Current figures indicate that majority of visitors to Rwanda are from within the EAC region and DRC while only 17% are from beyond with America and Europe dominating.
It's generally accepted that East Africans are out going and like to spend same as Americans who want to let their hair down whenever they come to Africa on their holidays. Uganda, Kenya and Tanzania have fast growing entertainment industries with musicians making a lot of money.
As of September 2012, Uganda had hosted almost ten international artists to Rwanda's two. Night clubs in Uganda work week through while in Rwanda they are subjected to strict city rules and limited hours of operations, factors that have discouraged heavy investment in that sub-sector.
"Fact is Rwanda is a small country that one can travel and cover within just less than 24 hours which means there have to be extra special facilities to give reason to a visitor to stay longer," explained Christine Calouro, an American who has visited Rwanda before.

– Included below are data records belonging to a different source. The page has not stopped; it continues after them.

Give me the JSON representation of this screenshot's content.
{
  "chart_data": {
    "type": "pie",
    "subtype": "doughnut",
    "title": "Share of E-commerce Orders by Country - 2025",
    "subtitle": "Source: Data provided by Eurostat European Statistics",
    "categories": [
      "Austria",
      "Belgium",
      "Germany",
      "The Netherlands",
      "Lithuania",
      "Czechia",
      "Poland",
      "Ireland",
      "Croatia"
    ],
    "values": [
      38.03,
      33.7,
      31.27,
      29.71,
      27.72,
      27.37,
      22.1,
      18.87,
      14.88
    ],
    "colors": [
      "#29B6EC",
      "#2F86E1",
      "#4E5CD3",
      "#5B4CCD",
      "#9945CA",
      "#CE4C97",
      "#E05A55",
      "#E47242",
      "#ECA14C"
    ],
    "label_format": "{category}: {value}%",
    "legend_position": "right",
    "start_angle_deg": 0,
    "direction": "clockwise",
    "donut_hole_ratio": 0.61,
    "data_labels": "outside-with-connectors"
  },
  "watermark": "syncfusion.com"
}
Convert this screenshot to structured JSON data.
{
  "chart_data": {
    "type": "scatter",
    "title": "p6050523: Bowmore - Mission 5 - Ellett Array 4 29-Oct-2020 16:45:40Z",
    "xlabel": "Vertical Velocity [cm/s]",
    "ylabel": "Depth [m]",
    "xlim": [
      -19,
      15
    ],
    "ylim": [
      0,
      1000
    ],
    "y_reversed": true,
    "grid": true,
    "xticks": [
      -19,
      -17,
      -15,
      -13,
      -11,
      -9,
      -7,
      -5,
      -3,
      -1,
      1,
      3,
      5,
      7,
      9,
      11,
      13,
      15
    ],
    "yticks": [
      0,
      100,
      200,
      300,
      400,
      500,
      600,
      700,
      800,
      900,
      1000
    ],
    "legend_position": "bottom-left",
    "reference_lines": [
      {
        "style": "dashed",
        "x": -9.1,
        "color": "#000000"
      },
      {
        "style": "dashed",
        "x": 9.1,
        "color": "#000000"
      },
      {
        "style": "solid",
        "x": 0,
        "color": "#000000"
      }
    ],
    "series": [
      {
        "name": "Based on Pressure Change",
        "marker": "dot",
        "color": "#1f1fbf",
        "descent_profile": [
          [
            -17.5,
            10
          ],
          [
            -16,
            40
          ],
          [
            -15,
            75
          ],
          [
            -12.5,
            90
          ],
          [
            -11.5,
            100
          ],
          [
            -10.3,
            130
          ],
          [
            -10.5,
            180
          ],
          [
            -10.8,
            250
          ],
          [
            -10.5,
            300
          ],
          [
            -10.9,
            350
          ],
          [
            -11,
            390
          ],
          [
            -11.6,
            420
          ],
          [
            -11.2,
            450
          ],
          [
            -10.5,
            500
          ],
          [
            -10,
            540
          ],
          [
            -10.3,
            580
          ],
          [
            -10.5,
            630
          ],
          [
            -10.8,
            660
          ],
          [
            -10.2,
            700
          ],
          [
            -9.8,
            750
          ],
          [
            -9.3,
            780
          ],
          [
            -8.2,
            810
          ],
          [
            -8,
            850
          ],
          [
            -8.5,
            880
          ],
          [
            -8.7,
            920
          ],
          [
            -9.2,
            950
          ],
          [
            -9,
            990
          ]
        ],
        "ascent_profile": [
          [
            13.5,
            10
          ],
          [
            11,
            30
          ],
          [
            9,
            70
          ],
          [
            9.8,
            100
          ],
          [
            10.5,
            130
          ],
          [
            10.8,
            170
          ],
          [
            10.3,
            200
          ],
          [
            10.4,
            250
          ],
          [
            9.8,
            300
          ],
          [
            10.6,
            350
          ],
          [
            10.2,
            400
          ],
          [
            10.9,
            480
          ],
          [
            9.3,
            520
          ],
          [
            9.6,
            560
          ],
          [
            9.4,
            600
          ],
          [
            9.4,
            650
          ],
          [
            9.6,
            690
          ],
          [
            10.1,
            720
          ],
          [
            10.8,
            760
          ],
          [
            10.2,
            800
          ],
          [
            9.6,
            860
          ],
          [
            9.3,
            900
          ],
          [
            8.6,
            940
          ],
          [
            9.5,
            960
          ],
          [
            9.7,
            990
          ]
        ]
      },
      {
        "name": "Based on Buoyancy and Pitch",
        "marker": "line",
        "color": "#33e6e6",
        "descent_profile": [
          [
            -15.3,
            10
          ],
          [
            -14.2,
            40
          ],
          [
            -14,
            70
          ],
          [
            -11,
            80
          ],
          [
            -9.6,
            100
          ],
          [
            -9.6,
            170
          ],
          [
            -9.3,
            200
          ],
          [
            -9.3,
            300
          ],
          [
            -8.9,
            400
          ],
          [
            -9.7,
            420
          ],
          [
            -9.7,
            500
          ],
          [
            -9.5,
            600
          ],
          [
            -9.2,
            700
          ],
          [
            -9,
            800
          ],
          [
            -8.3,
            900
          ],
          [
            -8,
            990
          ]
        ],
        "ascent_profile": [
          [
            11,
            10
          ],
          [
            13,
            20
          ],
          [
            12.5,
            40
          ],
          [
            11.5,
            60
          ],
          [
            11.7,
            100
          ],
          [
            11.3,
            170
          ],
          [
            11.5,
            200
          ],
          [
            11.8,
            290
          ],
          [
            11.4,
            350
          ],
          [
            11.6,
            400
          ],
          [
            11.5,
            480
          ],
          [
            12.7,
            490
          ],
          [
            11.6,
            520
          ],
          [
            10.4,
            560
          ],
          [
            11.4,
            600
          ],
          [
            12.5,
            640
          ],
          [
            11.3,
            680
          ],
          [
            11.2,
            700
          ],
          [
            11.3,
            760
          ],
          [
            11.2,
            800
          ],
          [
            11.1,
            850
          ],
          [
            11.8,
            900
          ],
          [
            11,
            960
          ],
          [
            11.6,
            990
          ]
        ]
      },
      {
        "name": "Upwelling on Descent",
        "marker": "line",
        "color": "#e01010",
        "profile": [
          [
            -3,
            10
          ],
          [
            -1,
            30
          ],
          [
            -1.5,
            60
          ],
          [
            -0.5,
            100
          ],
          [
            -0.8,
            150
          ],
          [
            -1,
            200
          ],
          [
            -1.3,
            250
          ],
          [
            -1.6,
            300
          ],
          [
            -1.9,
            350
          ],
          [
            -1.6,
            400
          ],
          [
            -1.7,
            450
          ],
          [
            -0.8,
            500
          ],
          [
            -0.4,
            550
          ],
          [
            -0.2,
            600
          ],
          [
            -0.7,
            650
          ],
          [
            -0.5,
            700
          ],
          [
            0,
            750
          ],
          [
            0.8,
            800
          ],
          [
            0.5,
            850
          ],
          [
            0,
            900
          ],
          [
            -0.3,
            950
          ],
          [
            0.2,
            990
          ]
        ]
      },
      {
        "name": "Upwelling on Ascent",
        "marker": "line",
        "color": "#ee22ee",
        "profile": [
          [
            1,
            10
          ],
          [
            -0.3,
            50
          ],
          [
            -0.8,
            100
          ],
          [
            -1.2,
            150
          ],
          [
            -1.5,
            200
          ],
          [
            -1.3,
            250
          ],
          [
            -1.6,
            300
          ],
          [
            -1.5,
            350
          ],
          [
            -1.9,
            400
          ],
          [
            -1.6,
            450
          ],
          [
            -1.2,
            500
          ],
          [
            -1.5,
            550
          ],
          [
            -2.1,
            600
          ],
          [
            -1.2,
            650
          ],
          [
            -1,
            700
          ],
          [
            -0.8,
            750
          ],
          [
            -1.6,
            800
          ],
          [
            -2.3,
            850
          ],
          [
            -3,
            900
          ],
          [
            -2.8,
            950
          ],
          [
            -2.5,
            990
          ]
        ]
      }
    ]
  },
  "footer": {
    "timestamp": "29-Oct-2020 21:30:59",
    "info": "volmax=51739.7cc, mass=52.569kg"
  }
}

Rwanda would like Tourism to contribute 15% of its GDP by 2020 but this will mean finding more avenues to get the tourists stay longer and spend more beyond the ride to Virunga to catch a glimpse of the mountain gorillas.
The 15% portion of GDP would require the sector to grow 15% annually to beat another target of 22% of private investment in the tourism sector. Current figures show that the country is on track to achieve that.
"In 2012, we have already registered investments worth US$241.6 million surpassing the target of US$165 Millions by 46%," revealed Rica Rwigamba.
More investment in the sector is expected to increase the number of hotel rooms which has registered an up-ward growth in recent years.
New statistics from RDB indicate that there are 6,700 rooms in the country from just 680 rooms back in 2003 and not far from the target of 10000 rooms by 2019. However, many of these are yet to be categorized with the first exercise having managed to classify about 30 facilities.
Many hoteliers in Rwanda still lament the high costs involved in meeting new EAC hotel standards finalized in 2010 upon which regional hotels will be analyzed to determine how many stars they qualify for.
Reports indicate that in Kigali city and Rubavu town, on the border with DRC for instance many facilities going by the name 'hotel' are actually private houses turned into commercial accommodation facilities to tap into the booming hospitality sector.
Besides that, another study indicates that more that 50% of hotel managers in the country are without formal education calling for an urgent need to improve their capacity to address the issue of scarce qualified personnel in an industry still dominated by Kenyans.
Customer remains the other flaw in the hospitality sector with many visitors complaining about the level of client handling. RDB has invested heavily in trying to address the issue with several trainings organized to help hotel owners and managers improve yet the former have been found to show less interest in the trainings leaving them to managers whose job turnover is alarmingly high that their new found skills are barely put to work.